It’s just Facebook

Early last year, a former colleague at Hill Holliday and I had an interesting conversation about Dunbar’s Number. If you aren’t familiar with the concept, it is the result of an anthropological study that showed, on average, a person cannot manage more than 150 personal relationships at a time. That is a high level recap, and I suggest researching it more. It’s rather fascinating.

He told me that he actively tries to keep his friend list on Facebook under 150 friends by removing people he doesn’t interact with every month or so. His rationale, rooted in Dunbar’s Number, intrigued me, so I adopted this practice for the past year as an unstructured experiment.
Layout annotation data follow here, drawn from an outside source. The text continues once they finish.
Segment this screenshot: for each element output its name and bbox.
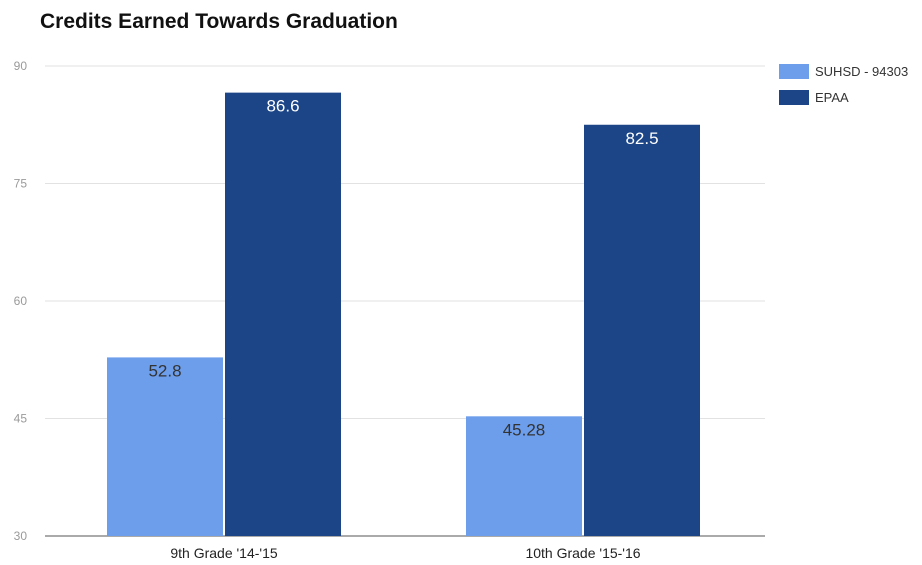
data-label: 52.8: [148, 361, 181, 380]
bar-suhsd-1: [107, 357, 223, 536]
y-tick-label: 90: [14, 59, 28, 73]
data-labels: 52.8 86.6 45.28 82.5: [148, 97, 658, 440]
y-tick-label: 75: [14, 177, 28, 191]
data-label: 45.28: [503, 420, 546, 439]
y-axis-ticks: 30 45 60 75 90: [14, 59, 28, 543]
bar-suhsd-2: [466, 416, 582, 536]
data-label: 82.5: [625, 129, 658, 148]
x-category-label: 9th Grade '14-'15: [170, 545, 278, 561]
x-category-label: 10th Grade '15-'16: [525, 545, 640, 561]
y-tick-label: 30: [14, 529, 28, 543]
y-tick-label: 60: [14, 294, 28, 308]
legend: SUHSD - 94303 EPAA: [779, 64, 908, 105]
y-tick-label: 45: [14, 412, 28, 426]
data-label: 86.6: [266, 97, 299, 116]
bar-epaa-1: [225, 92, 341, 536]
bars: [107, 92, 700, 536]
chart-title: Credits Earned Towards Graduation: [40, 10, 398, 33]
legend-label: EPAA: [815, 90, 849, 105]
legend-swatch: [779, 64, 809, 79]
bar-epaa-2: [584, 124, 700, 536]
x-axis-categories: 9th Grade '14-'15 10th Grade '15-'16: [170, 545, 640, 561]
legend-swatch: [779, 90, 809, 105]
legend-label: SUHSD - 94303: [815, 64, 908, 79]
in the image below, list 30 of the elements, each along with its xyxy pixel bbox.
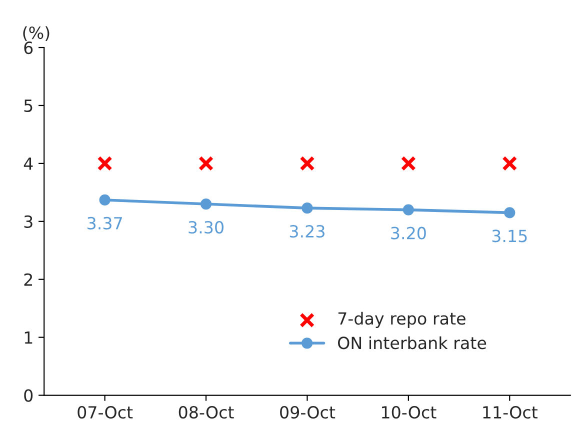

My general criteria for whether I kept someone was:

1. I had to genuinely be interested in knowing what is happening in that person’s life.

2. We had to have been in contact within the past 60 days via any type of communication, online or offline. I even included a person liking or commenting on one of my posts or vice versa.

3. My memory of the last interaction with the person had to be a positive one, and I had to feel like we would be in contact again.

I, at the time, had 1,200+ friends on Facebook. In an hour I cut the list down to about 220. Over the next day, as I periodically looked through my friend list, I asked myself the hard question: “is this person really my friend?” This allowed me to slim the list down to 180.


This week, I decided to stop the experiment. I noted some interesting observations about my social behavior on Facebook:

1. I could never get my friend list below 180 for political reasons. There were always about 20 people who I don’t interact with that I wouldn’t remove because of my relationship to them. As an example, I don’t interact with my grandfather on Facebook, he doesn’t even use it, but I’m not going to remove him.

2. People always accepted my friend request when I added them to my list again. I found this to be the most intriguing observation because Facebook doesn’t notify you when people remove you as a friend. It validated, to a degree, in my mind that some people sincerely use Facebook to follow the lives of others they are interested in and care about.

3. People always accepted my friend request if I added them back. Some people I added back as many as 3 times, and I was never questioned about it. This makes me wonder how people perceive the stickiness of relationships on Facebook versus those in the real world.

I tend to think people would have been offended or questioned my intentions if this communication medium were the phone. While there is a lot of research that shows people have the same emotional reactions to interactions with others through social media as they do offline, I look at Facebook as low touch in that people won’t get offended if you don’t post on their wall for their birthday. They will, though, get offended if you don’t call.

4. The smaller my friend count, the less interesting Facebook was to me. The less people liked or commented on my post, the less I paid attention to the platform.

There is something to be said about how having a large “following” in social media feeds our egos. The constant social validation you get from people liking or commenting of posts feeds our growing need for an endorphin fix.

5. Facebook’s accuracy decreased the lower my friend list was. I noticed the recommendations Facebook made on who I should become friends with or pages I should like became less and less accurate to me as time passed. I am assuming Facebook’s algorithm is more accurate if it has more data about the people you interact with to use in making recommendations.

All in all, this was an interesting experiment. Coming out of it I don’t feel like cutting my friend list down made it any easier to manage my personal relationships, because I don’t do that primarily through Facebook.

If anything, the experiment just reinforced in my mind that the number of friends/followers you have is meaningless if the relationships you have with those people are tangential. This holds true for people and brands.